I’m in a theatre bar in Brighton, called The Colonnade.
Everything is red velvet and chintz, tainted mirrors and spotlight photos of
the great and good who have trod the boards of the adjourning theatre adorn
every wall, luminaries such as Gabrielle Drake, Robert Gillespie, Michael
Sharvell-Martin (whom I’m particularly pleased to have spotted: he was the
neighbour who drank home-brew in a shed with William Gaunt in “There’s No Place
Like Home”. Gaunt is also here but you sort of expect him – maybe there was a
production of “When Did You Last See Your Trousers” on and Gaunty got his old
mucker in.
Four immaculately groomed young men shimmer into the bar and
immediately starting talking about seeing Elton John’s last tour and trying on
each other’s ponchos. So this is Brighton.
The bar maid’s hairdresser breeds seahorses in his basement.
I’m on a sentimental journey. Or in the throes of a midlife
crisis. Or on the horns of a dilemma. Or on safari to stay. I’ve returned to
Portslade by Sea where I spent the first thirteen years of my life (not counting the brief period where I was being born in London)
I’m starting in Brighton though – I’m not mad.
I’m starting in Brighton though – I’m not mad.
Our hotel is in Regent’s Square, one of those imposing white
colonnades that sidle up the Brighton coast like horse-shoe crabs. Georgian
shabby chic: picture perfect with a crumbling glaze. There is a central reservation that has been
converted, practically invisibly, into an underground car park. At the end of
the road, staring out to sea, his fist raised in defiance is a big bronze sailor
on a plinth, the embodiment of the British navies and as it says on the plinth
“Our First Defence”. Of course, they’ve built a wind-farm there now which lends
him an unintended Quixotic quality: tilting at wind-farms.
The hotel has a small beautifully turned out breakfast room
full of silent women eating on their own.
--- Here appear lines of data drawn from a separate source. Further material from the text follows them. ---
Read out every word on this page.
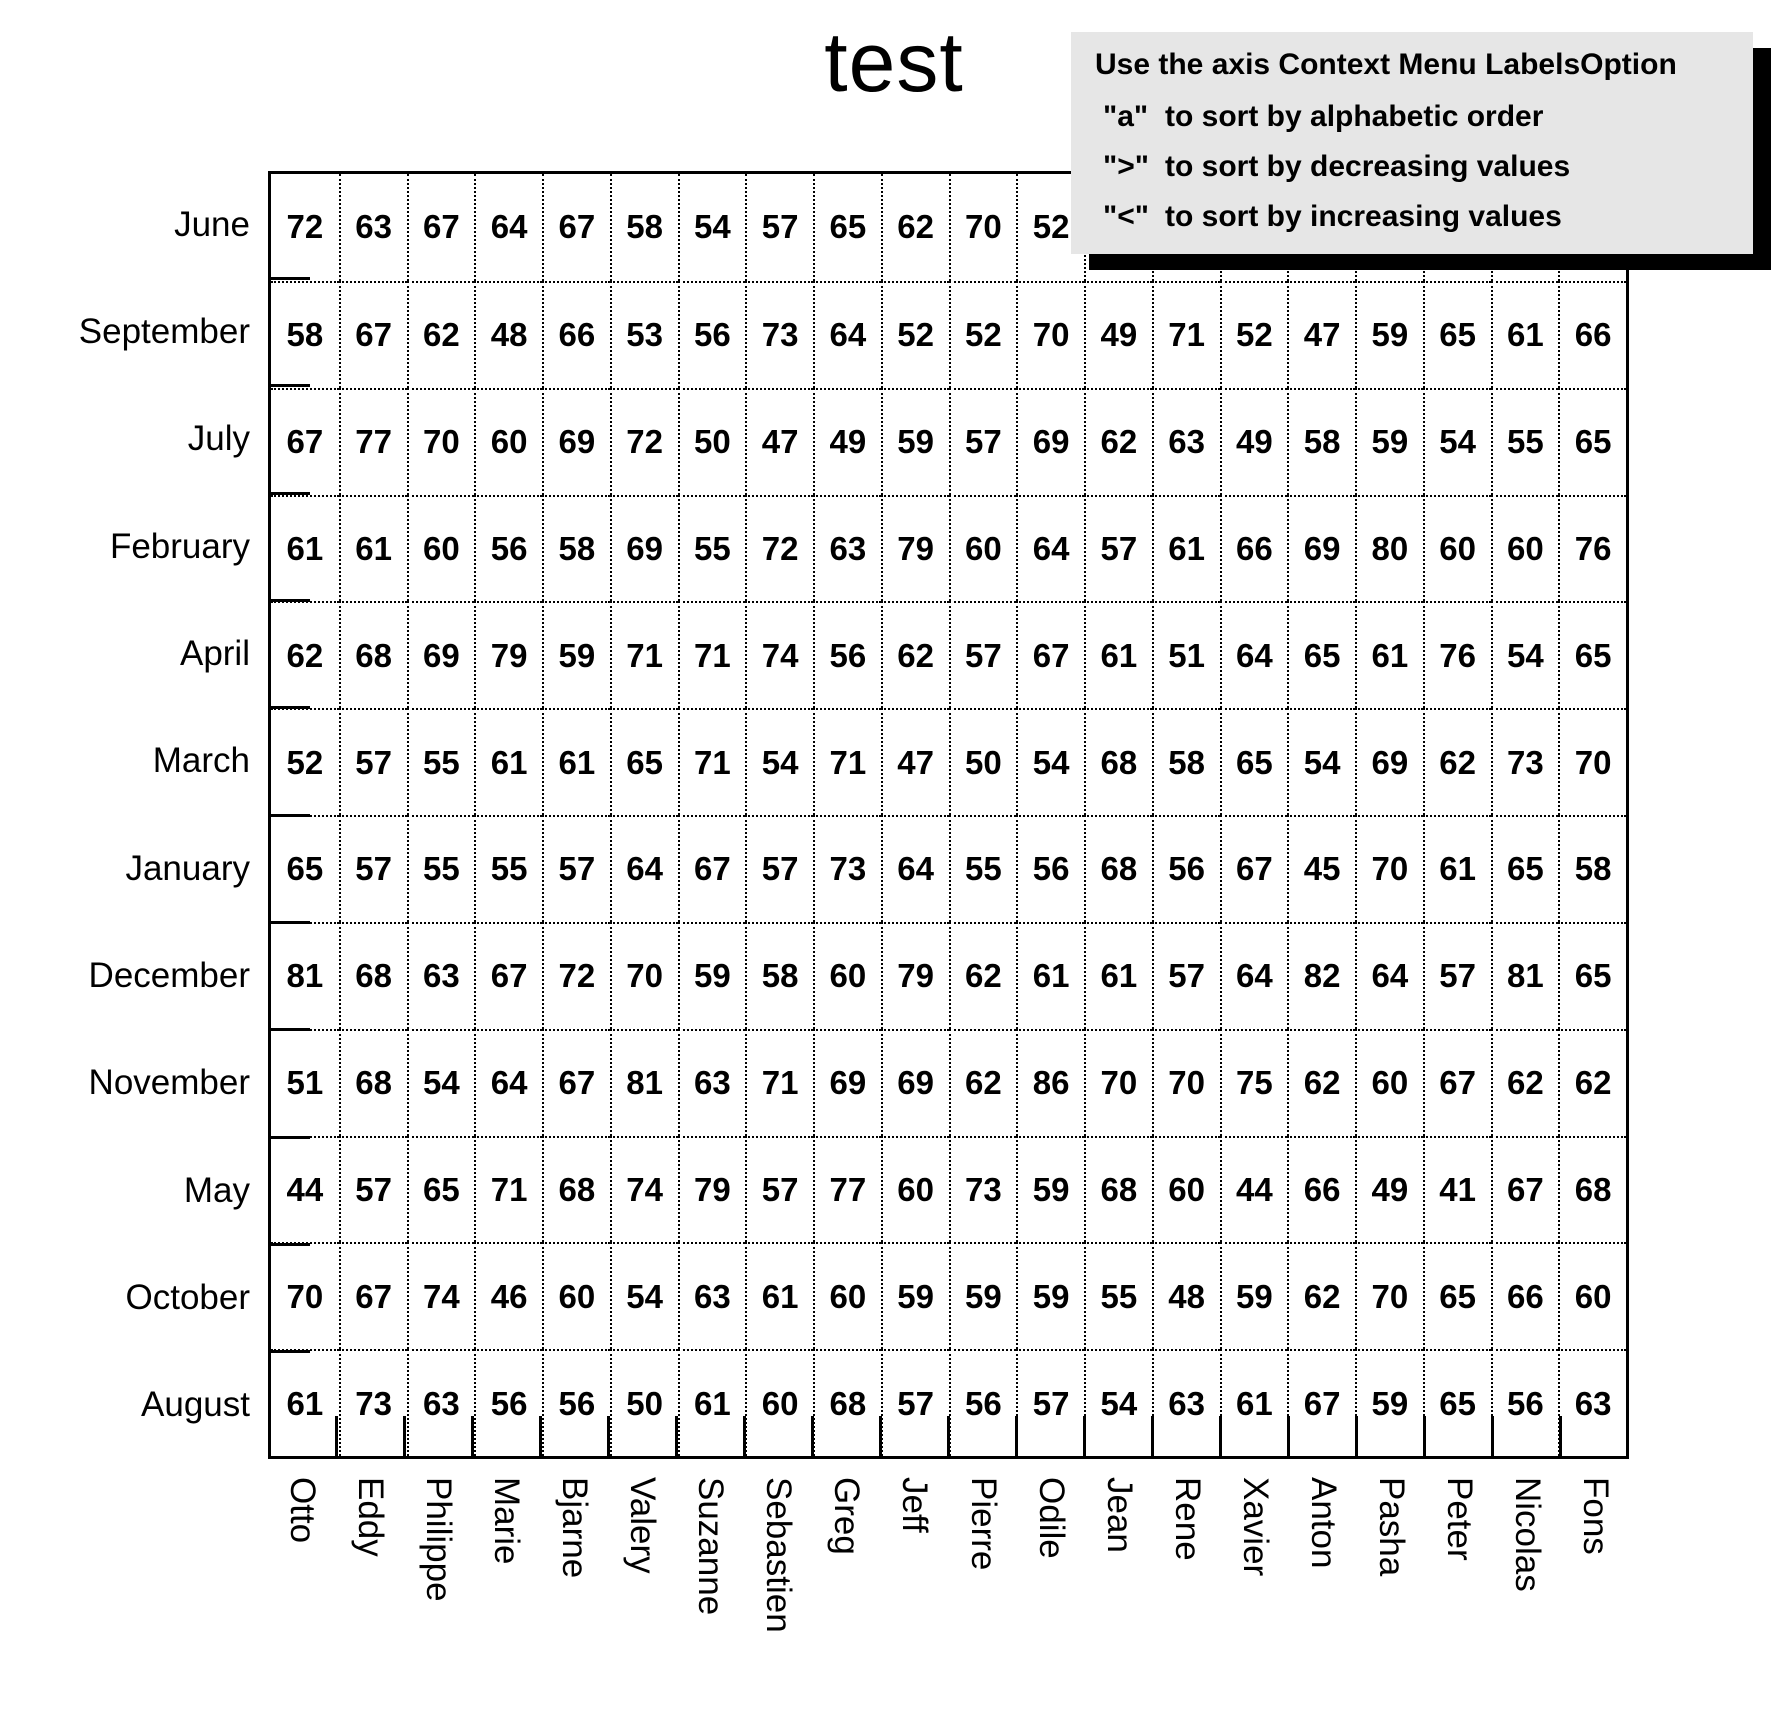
test	Use the axis Context Menu LabelsOption
"a" to sort by alphabetic order
">" to sort by decreasing values
"<" to sort by increasing values
72 63 67 64 67 58 54 57 65 62 70 52
58 67 62 48 66 53 56 73 64 52 52 70 49 71 52 47 59 65 61 66
67 77 70 60 69 72 50 47 49 59 57 69 62 63 49 58 59 54 55 65
61 61 60 56 58 69 55 72 63 79 60 64 57 61 66 69 80 60 60 76
62 68 69 79 59 71 71 74 56 62 57 67 61 51 64 65 61 76 54 65
52 57 55 61 61 65 71 54 71 47 50 54 68 58 65 54 69 62 73 70
65 57 55 55 57 64 67 57 73 64 55 56 68 56 67 45 70 61 65 58
81 68 63 67 72 70 59 58 60 79 62 61 61 57 64 82 64 57 81 65
51 68 54 64 67 81 63 71 69 69 62 86 70 70 75 62 60 67 62 62
44 57 65 71 68 74 79 57 77 60 73 59 68 60 44 66 49 41 67 68
70 67 74 46 60 54 63 61 60 59 59 59 55 48 59 62 70 65 66 60
61 73 63 56 56 50 61 60 68 57 56 57 54 63 61 67 59 65 56 63
June
September
July
February
April
March
January
December
November
May
October
August
Otto Eddy Philippe Marie Bjarne Valery Suzanne Sebastien Greg Jeff Pierre Odile Jean Rene Xavier Anton Pasha Peter Nicolas Fons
If I were Alan Bennett or Muriel
Sparke I could probably get a novel out of this. It is unrealistically English
– a pall of uptight silence falls over the room, challenged only by the
grinding of recalcitrant organic muesli, chewed a joyless but sensible 36
times. One woman briefly complains about the “hardness” of her pineapple but
immediately apologises for complaining. The worst thing you can do here is make a fuss. You can hear a pin drop, although no one would
be frivolous enough to drop a perfectly good pin here. I love it. Susie and I
are Withnail and I here, livening up the old stiffs with our raucous chat about
Alan Bennett and the shipping forecast. When we go back for a second glass of
grapefruit juice there are scandalised intakes of breath.